I continued writing essays for many years, never with the idea that they would become a book. I just wrote what was “up” for me at any one time. But our writing will always reveal our deepest passions and obsessions, so naturally the theme of infertility and children kept arising, all in the context of how my body has moved through the world. Even in the essays that do not ostensibly deal with this subject, the language and pace and rhythm are informed by this stance. I often write in fragments, with white space bridging the different sections; to me this style is very much “of the body”; sometimes what cannot be spoken is more truthful than what is verbalized, and so the gaps may be the most “real” parts of the essay. This style also implies a different kind of relationship with the reader; John D’Agata, lyric essay editor of The Seneca Review, says that lyric essays “invite the reader in to complete their meanings.” So, I guess more than childlessness, or even the body, my book is about communication: how we touch one another, how we connect and fail to connect…

Well, I never claim to be an expert on religious and spiritual matters. It’s a very personal thing, and all I can speak to is my own experience. I know that as I’ve matured, I’ve begun to see the connections, rather than the disparities, between many different traditions. I now feel a kinship with Judaism as an adult that I never felt as a child, precisely because I’ve grown to appreciate the importance of ceremony and ritual in my life. There is also a long history of meditation in Judaism that is quite akin to the mindfulness tradition in which I now practice.

Since I’m not tied to a chronological sequence, or to a traditional narrative arc, I pay more attention to the images that bridge the gaps in time and place. So, through the fragments, I’m able to put together an essay that is flexible enough to juggle many different elements at the same time. If I’m writing a more linear essay, I pay very close attention to transitions. I’m always telling my students that the key to powerful writing is in the transitions, whether you’re working in a linear way, or more lyrically; it’s the transitions that give the reader confidence in you as a writer. The reader won’t necessarily notice the transitions, of course, but the transitions will create the essential structure that keeps the reader secure. It’s like being in a well-built house: you don’t want your guests to necessarily crawl down into the basement to admire the foundation, or to inspect the floorboards for well-placed nails; you just want them to feel good and comfortable, to know they are in a safe and pleasing space where anything is possible.

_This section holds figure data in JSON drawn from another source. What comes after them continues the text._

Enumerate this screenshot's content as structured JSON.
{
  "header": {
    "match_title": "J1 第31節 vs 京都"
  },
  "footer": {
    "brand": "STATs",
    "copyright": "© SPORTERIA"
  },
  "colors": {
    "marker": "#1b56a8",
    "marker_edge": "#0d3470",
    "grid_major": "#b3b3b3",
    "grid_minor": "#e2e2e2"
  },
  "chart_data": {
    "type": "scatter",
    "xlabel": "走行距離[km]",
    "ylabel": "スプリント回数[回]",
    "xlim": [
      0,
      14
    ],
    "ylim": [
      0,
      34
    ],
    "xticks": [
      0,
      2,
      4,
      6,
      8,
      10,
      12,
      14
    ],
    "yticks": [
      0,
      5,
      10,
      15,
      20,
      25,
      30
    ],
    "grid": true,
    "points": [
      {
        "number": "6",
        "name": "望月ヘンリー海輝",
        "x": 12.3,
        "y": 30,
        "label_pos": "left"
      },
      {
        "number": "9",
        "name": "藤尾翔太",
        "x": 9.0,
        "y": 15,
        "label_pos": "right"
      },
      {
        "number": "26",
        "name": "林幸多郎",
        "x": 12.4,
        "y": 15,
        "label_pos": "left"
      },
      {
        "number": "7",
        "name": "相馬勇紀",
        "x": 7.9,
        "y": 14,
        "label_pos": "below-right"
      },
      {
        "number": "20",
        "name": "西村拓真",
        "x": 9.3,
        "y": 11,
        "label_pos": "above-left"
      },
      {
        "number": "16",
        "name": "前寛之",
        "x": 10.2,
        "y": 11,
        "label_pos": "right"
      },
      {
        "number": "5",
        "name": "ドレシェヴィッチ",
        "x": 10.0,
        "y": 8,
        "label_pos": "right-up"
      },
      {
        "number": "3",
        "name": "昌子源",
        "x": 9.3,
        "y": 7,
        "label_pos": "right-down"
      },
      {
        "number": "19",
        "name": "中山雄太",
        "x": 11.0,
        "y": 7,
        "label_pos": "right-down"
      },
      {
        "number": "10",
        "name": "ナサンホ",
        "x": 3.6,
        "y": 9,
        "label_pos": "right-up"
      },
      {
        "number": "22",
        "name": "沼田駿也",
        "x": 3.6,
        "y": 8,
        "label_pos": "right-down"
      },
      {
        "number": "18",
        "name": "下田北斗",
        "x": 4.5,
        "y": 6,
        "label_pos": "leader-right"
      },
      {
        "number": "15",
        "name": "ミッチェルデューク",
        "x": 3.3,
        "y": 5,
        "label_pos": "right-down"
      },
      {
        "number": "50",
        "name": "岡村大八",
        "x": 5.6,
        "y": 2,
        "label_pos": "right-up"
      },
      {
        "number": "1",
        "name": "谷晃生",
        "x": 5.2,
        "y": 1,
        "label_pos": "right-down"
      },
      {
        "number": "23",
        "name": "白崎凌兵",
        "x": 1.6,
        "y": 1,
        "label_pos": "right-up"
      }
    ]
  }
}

Sometimes. But whenever I do, I try my best to alert the reader to what I’m up to. Creative nonfiction demands a certain allegiance to artifice over experience. . . . What I mean by this is that we’re not necessarily setting out to transcribe, or record, the facts of our lives; the goal should be to create art that arises out of experience. That means you will employ imagination, hyperbole, compression: really all the tools of the writing trade to create an essay that is aesthetically pleasing and emotionally true. It doesn’t mean that you lie about facts essential to the self; I would never, for instance, make up the fact of the miscarriages or infertility. That would betray my relationship with the reader. But I may condense several trips to the desert into one, as I did in “A Field Guide to the Desert.” Do you see the difference between the two situations? One has to do with content; the other, with form. You have to look at your intent: Am I making this particular move to shock the reader, or to aggrandize myself; if so, I’m not going to do it. But if I’m making a move that is essential for an artistically satisfying essay, without betraying fundamental facts, then I have no qualms whatsoever.

Again, I try to let the reader in on this as much as possible. I’ll use a lot of key phrases: “I imagine…” “I would like to believe…” “I don’t remember, but….” Also, the unusual forms help this along: of course life does not unfold as a “field guide,” or as a “How To” piece, and so if you put your memories into this form you are already alerting the reader to the fact that we’re not in the realm of reportage. As long as you are straight with your reader, I think you can give yourself a lot of freedom. And we have to bear in mind that memory, itself, is creative nonfiction; we create satisfying narratives, or myths, about our lives in order to have a strong sense of self. There’s nothing wrong with this. It’s part of our essential makeup as human beings. From the moment we utter our first words, we’re telling stories about ourselves in order to make sense of the world.